Wednesday, January 03, 2007

Hail Harpo

Throughout the course of my adult life, I have found that my eyes leak. When I see something beautiful or read a touching story, my eyes try to fill with water. I would not go so far as to say that I cry easily, because crying is a much bigger response. It's just that my body reacts to things that move my heart, such as the recent passing of a friend's dog or an article I read today in Newsweek magazine about Oprah's Opus: a school for underprivileged black girls in South Africa (is "underprivileged black girls in South Africa" an oxymoron?).

Over the past five years, Oprah has spent $40 million dollars building the school in a country where education is a paid-privilege, not a right. Critics, including the South African government, have cited it's extravagance as being "too elitist and lavish for such a poor country." The 152 students will have beautiful bedlinens, a beauty salon, theaters, fancy place settings at meals, designer furniture, and hand-picked uniforms. It seems that alot of folks in South Africa felt that Oprah's money was better spent on educating more students than on outfitting a fewer number with fancy furnishings.

I can see that argument, because it is the same exact one I have when I watch Extreme Home Makeover. I understand wanting to do something really lavish for someone because they are underprivileged, but couldn't Habitat for Humanity build 20 houses with the money Extreme Makeover sponsors spent or donated to build a single one? Did that family of eight really need a Hummer or could they have gotten by with a minivan? Did the little girl who liked sports really need a mock sportscaster studio in her bedroom? From where I sit, this all seems so excessive, but then where I sit is pretty comfortable.

I feel differently about Oprah's school. Somehow, indulging these little girls seems more like an investment to me. Indeed, the money could have been used to build many more schools of lesser stature, or maybe she could have foregone a couple of fireplaces to squeeze in one more student. However, the idea is that these girls are going to leave the school with the skills necessary to lead their countrymen and women out of poverty. Rather than giving them a tangible gift, she is simply letting them use the space. This space will provide nourishment, warmth, safety, and a supportive environment to foster their creativity and education.
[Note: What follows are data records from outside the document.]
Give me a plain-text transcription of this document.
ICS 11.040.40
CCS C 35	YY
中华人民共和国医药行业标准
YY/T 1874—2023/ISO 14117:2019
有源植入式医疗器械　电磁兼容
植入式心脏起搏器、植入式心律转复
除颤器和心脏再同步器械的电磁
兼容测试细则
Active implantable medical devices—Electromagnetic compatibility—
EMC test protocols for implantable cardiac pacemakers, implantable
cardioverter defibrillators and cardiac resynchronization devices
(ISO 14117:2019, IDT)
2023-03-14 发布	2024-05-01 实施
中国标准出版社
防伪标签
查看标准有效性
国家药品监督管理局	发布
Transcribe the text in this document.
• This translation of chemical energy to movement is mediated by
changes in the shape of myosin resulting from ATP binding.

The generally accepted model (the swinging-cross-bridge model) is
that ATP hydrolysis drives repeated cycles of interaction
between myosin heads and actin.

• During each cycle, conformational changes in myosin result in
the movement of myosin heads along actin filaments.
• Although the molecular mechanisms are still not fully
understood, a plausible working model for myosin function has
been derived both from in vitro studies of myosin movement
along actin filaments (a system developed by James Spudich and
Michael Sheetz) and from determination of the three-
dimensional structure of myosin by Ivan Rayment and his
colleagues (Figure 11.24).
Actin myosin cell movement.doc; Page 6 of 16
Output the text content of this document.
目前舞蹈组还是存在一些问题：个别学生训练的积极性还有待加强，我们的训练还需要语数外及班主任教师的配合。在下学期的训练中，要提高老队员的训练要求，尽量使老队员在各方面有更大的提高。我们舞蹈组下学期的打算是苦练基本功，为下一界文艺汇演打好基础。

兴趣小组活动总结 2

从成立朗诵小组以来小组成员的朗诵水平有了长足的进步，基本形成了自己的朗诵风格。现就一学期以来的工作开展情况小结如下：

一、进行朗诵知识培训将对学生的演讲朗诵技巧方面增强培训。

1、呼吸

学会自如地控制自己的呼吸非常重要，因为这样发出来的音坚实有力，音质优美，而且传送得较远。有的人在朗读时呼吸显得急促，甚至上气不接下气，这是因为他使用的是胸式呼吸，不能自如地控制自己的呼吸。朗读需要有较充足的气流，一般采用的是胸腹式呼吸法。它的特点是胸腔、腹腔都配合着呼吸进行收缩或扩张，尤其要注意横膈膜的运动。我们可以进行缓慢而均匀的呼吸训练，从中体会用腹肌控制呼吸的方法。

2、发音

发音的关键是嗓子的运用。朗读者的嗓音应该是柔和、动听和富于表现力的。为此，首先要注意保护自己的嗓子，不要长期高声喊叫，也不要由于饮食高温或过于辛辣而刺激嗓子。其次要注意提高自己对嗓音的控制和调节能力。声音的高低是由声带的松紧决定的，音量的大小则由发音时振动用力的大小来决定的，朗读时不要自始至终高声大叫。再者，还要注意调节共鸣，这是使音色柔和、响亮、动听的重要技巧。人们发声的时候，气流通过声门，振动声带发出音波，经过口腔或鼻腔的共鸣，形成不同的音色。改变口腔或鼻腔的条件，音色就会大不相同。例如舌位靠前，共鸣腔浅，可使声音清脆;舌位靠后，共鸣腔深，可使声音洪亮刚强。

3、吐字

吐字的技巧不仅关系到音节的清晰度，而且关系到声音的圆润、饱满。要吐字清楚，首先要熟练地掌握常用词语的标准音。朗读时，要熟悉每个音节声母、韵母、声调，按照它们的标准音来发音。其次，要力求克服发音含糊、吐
Gayle King--Oprah's best friend--muses about the way that Oprah fancies herself a sort of mother to her prospective students. She calls them "my girls," and Oprah has plans to build a retirement home on the property so that she can be a comfortable presence. This is the part that made my eyes water:

"Recently, when Oprah had finished interviewing for the day, she escorted the girls back to their bus and gave each of them a big hug. One girl, Thelasa Msumbi, held on extra tight, then whispered in Oprah's ear: 'We are your daughters now.' "


Liz said...

I love that she built this school too. I just think it's sad that not all girls will get the opportunity. It's sad that we have to, on a world wide basis, celebrate something like this. I wish it was normal for everyone to have access to an excellent education. Even in this country though where education is supposedly a right, I taught next door to a teacher who gave his students worksheets all day and let them color, while he read the LA Times. Oh, I won't forget about the first 6 months of teaching where my students had no books and I was told that it didn't matter because they couldn't read anyway. But, kudos to Oprah for doing something worthwhile.

Kate said...

I was looking forward to hearing your remarks as I know you are an educator. I have so many questions about race and poverty and education that I would love to ask you!